Often times when I ask a business owner who their top 10 customers are, what type of margin they produce, and if those customers are doing more or less business than last year, I get a blank stare back. Or, “the sales manager has that data.” As a business owner, it is easy to get stuck in the “thick of thin things” and neglect the most important things, i.e., customer loyalty.
As management guru Peter Drucker once said, “The purpose of a business is to create a customer.” I help business owners identify, nurture, and keep their most valued customers. One of my mentors, a gentleman from San Francisco whom I knew in the mid-1990’s, had created a wonderfully successful $50 million business by obsessing over his top 50 customers. If a customer’s loyalty slipped to number 51 (by margin dollars), he would inform them they would not get the kid glove treatment of the top 50, and they needed to do more business with him. Talk about confidence! Most often people would ask what they needed to do to get into the top 50 again. I wouldn’t recommend the above to every business, but it is good food for thought.
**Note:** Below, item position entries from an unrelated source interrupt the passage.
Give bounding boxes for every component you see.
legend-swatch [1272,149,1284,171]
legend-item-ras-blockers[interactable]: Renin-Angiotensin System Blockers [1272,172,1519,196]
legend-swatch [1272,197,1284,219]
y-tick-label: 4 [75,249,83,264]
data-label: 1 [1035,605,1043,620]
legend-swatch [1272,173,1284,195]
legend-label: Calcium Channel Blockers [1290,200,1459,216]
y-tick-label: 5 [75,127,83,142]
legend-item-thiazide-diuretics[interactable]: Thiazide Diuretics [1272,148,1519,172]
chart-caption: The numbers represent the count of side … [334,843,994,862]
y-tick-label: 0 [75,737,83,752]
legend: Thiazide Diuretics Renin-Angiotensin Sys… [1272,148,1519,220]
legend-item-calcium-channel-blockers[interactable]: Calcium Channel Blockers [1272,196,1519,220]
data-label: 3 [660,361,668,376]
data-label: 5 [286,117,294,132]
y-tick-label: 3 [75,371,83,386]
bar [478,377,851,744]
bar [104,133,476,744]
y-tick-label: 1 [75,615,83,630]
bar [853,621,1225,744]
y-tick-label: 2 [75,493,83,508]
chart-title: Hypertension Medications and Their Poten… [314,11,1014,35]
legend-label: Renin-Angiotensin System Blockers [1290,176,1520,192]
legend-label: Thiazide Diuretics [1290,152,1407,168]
Ask yourself the following questions:
- Do you have customers who won’t pay for the value you provide?
- Do you really want them as a customer?
- Do they get in the way of treating your best customers well?
This mentor of mine was very loyal to his best customers, delivered an exceptional experience, and they were loyal to him. They saw the value he provided and were willing to pay for it. Sounds like good business sense to me.